C’était hier lors d’une cérémonie de remise de diplômes aux participants à une session de formation de trois mois sur la conciliation et la médiation. Les cours ont été dispensés par le Pr Torul et un autre animateur lors desquels ils ont fait un tour d’horizon du travail de la commission.
« A conflict becomes a challenge when you have to solve it », affirme le conférencier. Il cite l’exemple d’une femme, ouvrière dans une manufacture pendant une trentaine d’années et qui estimait qu’elle mérite une augmentation de salaires. Elle en fait la demande auprès du management qui rejette sa requête. Quand elle est venue à la commission, la raison qu’elle invoque pour justifier sa demande est la cherté de la vie.

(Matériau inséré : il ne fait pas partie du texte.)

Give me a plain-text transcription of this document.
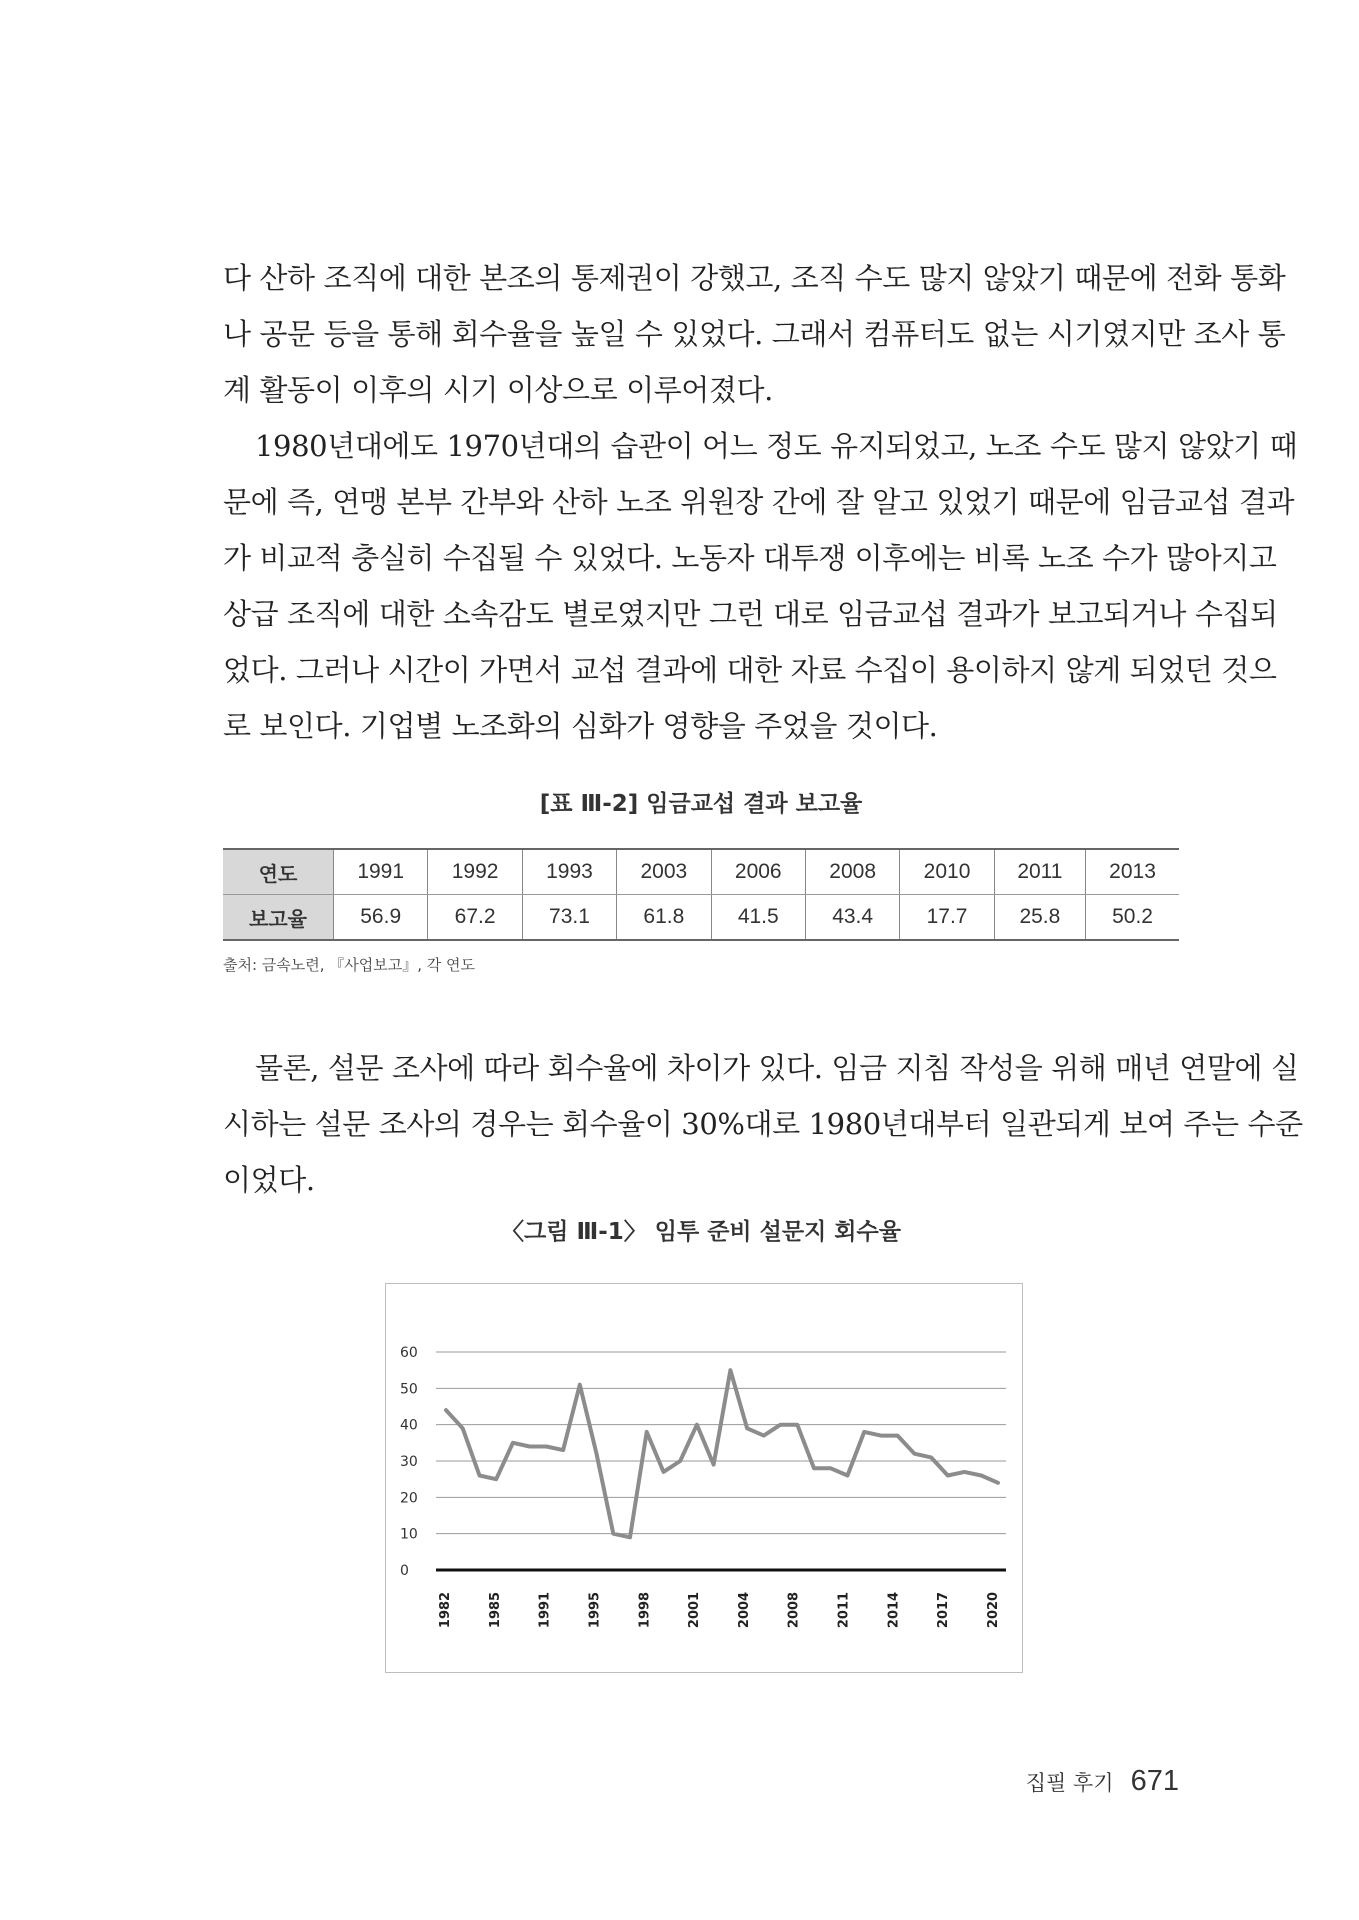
다 산하 조직에 대한 본조의 통제권이 강했고, 조직 수도 많지 않았기 때문에 전화 통화
나 공문 등을 통해 회수율을 높일 수 있었다. 그래서 컴퓨터도 없는 시기였지만 조사 통
계 활동이 이후의 시기 이상으로 이루어졌다.
1980년대에도 1970년대의 습관이 어느 정도 유지되었고, 노조 수도 많지 않았기 때
문에 즉, 연맹 본부 간부와 산하 노조 위원장 간에 잘 알고 있었기 때문에 임금교섭 결과
가 비교적 충실히 수집될 수 있었다. 노동자 대투쟁 이후에는 비록 노조 수가 많아지고
상급 조직에 대한 소속감도 별로였지만 그런 대로 임금교섭 결과가 보고되거나 수집되
었다. 그러나 시간이 가면서 교섭 결과에 대한 자료 수집이 용이하지 않게 되었던 것으
로 보인다. 기업별 노조화의 심화가 영향을 주었을 것이다.
[표 Ⅲ-2] 임금교섭 결과 보고율
연도	1991	1992	1993	2003	2006	2008	2010	2011	2013
보고율	56.9	67.2	73.1	61.8	41.5	43.4	17.7	25.8	50.2
출처: 금속노련, 『사업보고』, 각 연도
물론, 설문 조사에 따라 회수율에 차이가 있다. 임금 지침 작성을 위해 매년 연말에 실
시하는 설문 조사의 경우는 회수율이 30%대로 1980년대부터 일관되게 보여 주는 수준
이었다.
〈그림 Ⅲ-1〉 임투 준비 설문지 회수율
0
10
20
30
40
50
60
1982	1985	1991	1995	1998	2001	2004	2008	2011	2014	2017	2020
집필 후기 671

Le Pr Torul traite la question sous un angle différent. Face à l’approche moderne des employeurs, il faut savoir les confronter avec des formules modernes. Il parle à titre d’exemple le bonus de présence. « Quand on présente à un chef un dossier de trente années de service continu, pendant lesquelles l’on ne s’est pas absenté pour des raisons futiles, cela peut amadouer l’employeur et l’amener à dire oui, cet employé mérite quelque chose », souligne le Pr Torul.
Le président de la Commission pour la Conciliation et Médiation (CCM) émet un autre point de vue sur la même question : il faut savoir évaluer les mérites de son travail. Lorsqu’il a demandé à l’ouvrière le montant d’augmentation qu’elle souhaitait obtenir, celle-ci lui a répondu : « Si mo gayn Rs 150 en plis mo ti pou satisfe. » Quand il a approché l’employeur, le Pr Torul a soumis une demande de Rs 180. L’employeur a refusé. Les deux sont tombés d’accord pour la somme de Rs 175. Ce qui lui fait dire que quand il y a une négociation, il faut entamer les pourparlers avec en tête une « win-win situation », dans laquelle on doit savoir quand céder et quand rechercher des avantages.
Un autre exemple qu’il cite est la mutation du personnel. Certains y voient une « punitive measure », d’autres auraient préféré s’accrocher à leurs habitudes, à leur entourage, soit des facilités dont ils ne peuvent imaginer vivre sans. Dans un esprit de vouloir que la productivité s’améliore dans un domaine où elle est faible, il se peut également que l’employeur veuille y transférer un chef d’équipe plus qualifié. Dans un tel cas, si la question est considérée par la CCM, celui-ci pourra jouer son rôle de facilitateur.
Toolsyraj Benydin de son côté pense que la Federation of Civil Service and Other Unions est une institution qu’on ne pourra faire disparaître malgré toutes les tentatives en ce sens depuis sa création en 1955. La FCSOU compte actuellement 85 syndicats affiliés. Elle dispose d’un centre de formation à Coromandel, qui a pu être construit grâce à un prêt d’une organisation internationale à laquelle elle est affiliée. Le prêt vient d’être converti en don.
« C’est pour préserver tout cela que je souhaite de tout coeur que la relève soit solide et prête à prendre les rênes », dit M. Benydin.